NFL’s First Evolution: ‘The Greatest Game Ever Played’
This is the first part in a series of articles leading up to Super Bowl LIII from former Ute and NFL quarterback, Scott Mitchell, now working with KSL Sports.
NFL NATION – Super Bowl LIII is looming and the NFL Playoff races are heating up. This is my favorite part of the NFL season, because you never know what to expect. The teams you never thought would make it have a glimmer of hope, and the ones you expected to go all the way are floundering.
— Helmets Off Podcast (@helmetsoffshow) December 14, 2018
In building up to the Super Bowl, one of the most popular televised events in the United States, I started to think about the moments, games or players that truly changed football. The first one that came to mind is sometimes called, “The Greatest Game Ever Played.”
Before Football Ruled America
Can you remember a time when football didn’t take over TV every weekend? It’s hard, but there was once a time when it was unheard of for every game, even the big ones, to be aired coast to coast.
Back in the day baseball ruled the world. The players were untouchable heroes. It was truly America’s game.
That was until the 1958 NFL Championship game changed everything.

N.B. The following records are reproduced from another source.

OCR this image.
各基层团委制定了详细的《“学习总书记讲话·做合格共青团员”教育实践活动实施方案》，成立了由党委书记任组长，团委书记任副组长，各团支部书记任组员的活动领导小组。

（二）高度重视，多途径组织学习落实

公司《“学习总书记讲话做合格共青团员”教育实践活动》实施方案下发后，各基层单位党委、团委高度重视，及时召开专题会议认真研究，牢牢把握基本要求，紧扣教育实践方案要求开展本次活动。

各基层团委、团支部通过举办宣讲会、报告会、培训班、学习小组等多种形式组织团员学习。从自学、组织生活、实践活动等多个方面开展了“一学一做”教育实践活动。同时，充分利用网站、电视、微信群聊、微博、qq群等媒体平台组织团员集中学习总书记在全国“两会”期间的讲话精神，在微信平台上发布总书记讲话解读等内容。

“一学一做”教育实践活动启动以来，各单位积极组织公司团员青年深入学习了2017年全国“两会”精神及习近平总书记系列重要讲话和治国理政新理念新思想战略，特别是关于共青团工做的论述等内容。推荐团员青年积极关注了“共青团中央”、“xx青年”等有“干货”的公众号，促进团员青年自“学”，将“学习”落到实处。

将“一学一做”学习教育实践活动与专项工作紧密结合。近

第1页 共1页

The Greatest Game Ever Played
The Baltimore Colts, led by Johnny Unitas, took on the New York Football Giants in the first championship football game that was seen by audiences from coast to coast. That almost sounds crazy to say in this day and age, when viewers can easily watch every game, every weekend and even multiple games on one screen.

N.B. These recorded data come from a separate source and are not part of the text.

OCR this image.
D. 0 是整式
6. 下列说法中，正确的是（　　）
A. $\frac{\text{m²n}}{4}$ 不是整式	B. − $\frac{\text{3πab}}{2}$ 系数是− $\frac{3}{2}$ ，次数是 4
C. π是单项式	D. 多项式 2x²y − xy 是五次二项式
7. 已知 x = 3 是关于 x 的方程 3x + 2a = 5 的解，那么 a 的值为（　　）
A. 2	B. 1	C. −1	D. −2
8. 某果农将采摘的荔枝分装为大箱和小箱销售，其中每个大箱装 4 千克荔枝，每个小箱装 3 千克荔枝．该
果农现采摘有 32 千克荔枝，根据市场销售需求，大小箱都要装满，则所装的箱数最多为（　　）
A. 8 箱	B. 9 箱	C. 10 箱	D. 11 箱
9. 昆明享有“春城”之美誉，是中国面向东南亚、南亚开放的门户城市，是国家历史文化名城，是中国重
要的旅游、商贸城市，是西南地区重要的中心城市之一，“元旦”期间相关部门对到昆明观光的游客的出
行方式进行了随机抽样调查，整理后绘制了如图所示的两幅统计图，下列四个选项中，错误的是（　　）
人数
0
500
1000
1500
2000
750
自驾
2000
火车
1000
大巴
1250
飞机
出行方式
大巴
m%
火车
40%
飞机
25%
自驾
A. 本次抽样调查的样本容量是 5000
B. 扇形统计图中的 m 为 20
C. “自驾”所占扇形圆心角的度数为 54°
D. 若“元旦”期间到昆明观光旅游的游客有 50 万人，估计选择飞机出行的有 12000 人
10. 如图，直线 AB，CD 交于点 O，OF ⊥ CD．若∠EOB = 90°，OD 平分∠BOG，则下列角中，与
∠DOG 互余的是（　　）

This game was a thriller. It was the first championship game to go into overtime. In fact, when the fourth quarter ended and it was tied, the players kind of stood around wondering what to do next. There was no precedent.

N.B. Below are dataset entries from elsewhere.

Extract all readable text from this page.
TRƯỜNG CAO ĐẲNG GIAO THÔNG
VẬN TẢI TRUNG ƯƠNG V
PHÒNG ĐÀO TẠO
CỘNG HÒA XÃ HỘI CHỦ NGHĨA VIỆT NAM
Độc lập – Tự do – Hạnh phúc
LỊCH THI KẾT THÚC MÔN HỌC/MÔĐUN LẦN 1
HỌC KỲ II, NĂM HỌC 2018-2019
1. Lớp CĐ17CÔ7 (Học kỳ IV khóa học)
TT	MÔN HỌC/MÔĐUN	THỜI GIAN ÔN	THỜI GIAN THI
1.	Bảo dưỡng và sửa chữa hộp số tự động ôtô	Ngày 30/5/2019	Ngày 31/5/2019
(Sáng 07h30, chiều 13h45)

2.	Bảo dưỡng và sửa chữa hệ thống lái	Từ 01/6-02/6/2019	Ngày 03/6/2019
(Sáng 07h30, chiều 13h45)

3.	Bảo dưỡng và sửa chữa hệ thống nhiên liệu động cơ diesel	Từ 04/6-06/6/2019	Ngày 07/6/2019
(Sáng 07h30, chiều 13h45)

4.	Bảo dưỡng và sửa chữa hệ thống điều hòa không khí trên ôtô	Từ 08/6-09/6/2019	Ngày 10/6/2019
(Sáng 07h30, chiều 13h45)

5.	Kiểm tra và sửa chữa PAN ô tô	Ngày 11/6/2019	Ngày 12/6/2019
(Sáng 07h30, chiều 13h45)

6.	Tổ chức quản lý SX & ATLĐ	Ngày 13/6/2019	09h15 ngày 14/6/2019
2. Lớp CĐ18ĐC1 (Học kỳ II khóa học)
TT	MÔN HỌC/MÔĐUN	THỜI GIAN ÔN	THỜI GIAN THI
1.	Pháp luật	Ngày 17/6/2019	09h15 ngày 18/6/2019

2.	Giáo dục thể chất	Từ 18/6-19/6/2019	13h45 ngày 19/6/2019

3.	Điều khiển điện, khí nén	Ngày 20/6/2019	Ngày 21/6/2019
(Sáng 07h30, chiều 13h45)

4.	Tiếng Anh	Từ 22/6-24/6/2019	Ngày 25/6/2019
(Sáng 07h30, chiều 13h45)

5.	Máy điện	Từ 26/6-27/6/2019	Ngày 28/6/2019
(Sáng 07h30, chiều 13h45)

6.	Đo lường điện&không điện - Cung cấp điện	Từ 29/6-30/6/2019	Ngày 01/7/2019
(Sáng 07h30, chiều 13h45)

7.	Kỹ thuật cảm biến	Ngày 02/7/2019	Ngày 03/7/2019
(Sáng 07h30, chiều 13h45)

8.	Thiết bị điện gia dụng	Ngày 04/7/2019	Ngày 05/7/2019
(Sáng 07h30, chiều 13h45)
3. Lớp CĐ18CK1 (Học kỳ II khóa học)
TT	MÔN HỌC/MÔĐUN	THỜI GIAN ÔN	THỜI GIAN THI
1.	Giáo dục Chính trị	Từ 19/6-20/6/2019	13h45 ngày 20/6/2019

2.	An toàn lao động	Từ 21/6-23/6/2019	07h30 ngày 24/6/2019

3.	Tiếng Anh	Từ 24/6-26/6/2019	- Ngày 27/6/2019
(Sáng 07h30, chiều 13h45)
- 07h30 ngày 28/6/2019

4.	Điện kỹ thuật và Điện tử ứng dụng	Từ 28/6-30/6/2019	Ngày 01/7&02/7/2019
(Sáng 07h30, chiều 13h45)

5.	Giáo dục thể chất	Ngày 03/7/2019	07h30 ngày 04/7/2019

The teams went into overtime and in a very famous play, Alan Ameche of the Baltimore Colts scored a touchdown and won the game.
LISTEN: Scott talks about Johnny Unitas & the power of television
The Power of Television
Johnny Unitas, quarterback for the Baltimore Colts, was arguably the greatest quarterback to play for a long time, and it was probably because of this game. Because a national audience saw him lead a team in heroic fashion.
This showcases the power of television and being in front of an enormous audience. All of america watched Unitas march his team down the field in the fourth quarter to tie the game, like we have seen so many other great quarterbacks in championship and playoff games.
Mind-Blowing Coaching Staff
But wait, there’s more to the significance of this game. The offensive coordinator for the New York Giants was none other than the great, Vince Lombardi. A football genius and one of the greatest coaches of all time, whom the Super Bowl trophy is named after.
Still not blown away? The defensive coordinator for the Giants was Tom Landry, who later led the Dallas Cowboys to 20 consecutive winning seasons.
Let that sink in.
Two of the greatest coaches of all time on the same team – and they weren’t even head coaches yet. Maybe if Lombardi and Landry would have switched, the New York Giants would have won.
Football’s Growth Spurt
This game propelled football to a national audience. The popularity of the sport took a monumental step forward, and that is why this is first moment in the evolution of the NFL.